De acordo com o senador, milhares de venezuelanos precisaram fugir para o Brasil e outros países em razão da situação política e social vivida sob o comando de Nicolás Maduro. Durante a entrevista, Efraim declarou que Maduro teria sido deposto por, segundo ele, liderar uma organização criminosa internacional ligada ao tráfico de drogas.
“O aparato do governo venezuelano era usado para fazer cocaína e droga entrar nos Estados Unidos, na Europa e em outros países”, afirmou o parlamentar, dizendo que, na sua avaliação, essas acusações estariam comprovadas.
Efraim Filho também comentou sobre a atuação dos Estados Unidos, ressaltando que, conforme sua visão, não houve uma ocupação direta do país, mas sim uma intervenção pontual. Ele destacou que a vice-presidente da Venezuela teria permanecido no comando do país.
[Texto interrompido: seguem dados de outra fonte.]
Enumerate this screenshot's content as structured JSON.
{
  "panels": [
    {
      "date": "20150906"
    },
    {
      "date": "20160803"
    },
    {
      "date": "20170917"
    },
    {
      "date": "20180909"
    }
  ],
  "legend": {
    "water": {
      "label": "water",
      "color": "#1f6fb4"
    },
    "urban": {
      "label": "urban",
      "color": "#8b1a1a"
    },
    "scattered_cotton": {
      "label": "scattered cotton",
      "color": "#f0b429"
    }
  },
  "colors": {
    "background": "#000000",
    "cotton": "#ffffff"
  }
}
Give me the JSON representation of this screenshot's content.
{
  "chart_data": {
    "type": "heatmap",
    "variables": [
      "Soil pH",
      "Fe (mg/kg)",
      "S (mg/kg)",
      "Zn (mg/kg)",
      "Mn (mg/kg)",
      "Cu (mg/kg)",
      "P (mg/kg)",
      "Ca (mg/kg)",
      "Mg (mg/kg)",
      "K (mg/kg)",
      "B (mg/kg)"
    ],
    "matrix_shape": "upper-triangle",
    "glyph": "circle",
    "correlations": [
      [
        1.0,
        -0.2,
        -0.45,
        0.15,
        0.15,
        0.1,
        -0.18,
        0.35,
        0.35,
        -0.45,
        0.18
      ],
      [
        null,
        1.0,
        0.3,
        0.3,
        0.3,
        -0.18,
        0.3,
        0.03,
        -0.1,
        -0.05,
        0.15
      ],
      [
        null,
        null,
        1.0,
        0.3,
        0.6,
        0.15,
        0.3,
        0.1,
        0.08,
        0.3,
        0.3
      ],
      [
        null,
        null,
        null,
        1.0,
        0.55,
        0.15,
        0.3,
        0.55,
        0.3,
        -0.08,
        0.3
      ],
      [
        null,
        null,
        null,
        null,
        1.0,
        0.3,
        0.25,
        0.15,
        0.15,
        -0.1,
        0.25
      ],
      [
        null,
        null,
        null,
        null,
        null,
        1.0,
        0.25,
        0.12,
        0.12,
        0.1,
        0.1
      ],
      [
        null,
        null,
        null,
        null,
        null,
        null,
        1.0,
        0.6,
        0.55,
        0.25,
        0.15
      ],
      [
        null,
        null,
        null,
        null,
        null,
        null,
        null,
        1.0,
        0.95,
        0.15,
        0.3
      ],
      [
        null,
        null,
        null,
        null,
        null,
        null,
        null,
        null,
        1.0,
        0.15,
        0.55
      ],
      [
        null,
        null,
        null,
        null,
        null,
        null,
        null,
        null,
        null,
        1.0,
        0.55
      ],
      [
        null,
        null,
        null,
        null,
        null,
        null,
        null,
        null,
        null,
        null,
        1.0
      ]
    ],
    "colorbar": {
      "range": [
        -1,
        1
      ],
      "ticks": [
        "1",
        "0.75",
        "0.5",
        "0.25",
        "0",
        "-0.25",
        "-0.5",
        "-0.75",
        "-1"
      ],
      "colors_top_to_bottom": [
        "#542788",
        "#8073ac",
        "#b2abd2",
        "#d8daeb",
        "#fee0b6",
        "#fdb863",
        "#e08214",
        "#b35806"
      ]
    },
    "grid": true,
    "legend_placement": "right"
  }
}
O senador afirmou ainda não sentir compaixão por Maduro e declarou apoio à ação norte-americana. Para Efraim, a medida foi direcionada contra um governante que, segundo ele, se manteve no poder mesmo após perder eleições. “Sou favorável à intervenção que os Estados Unidos fez contra um ditador que não quis sair do poder, mesmo perdendo as eleições”, disse.
Ao final da entrevista, o senador criticou o que classificou como a falta de debate aprofundado sobre os fatos envolvendo a crise venezuelana no cenário internacional.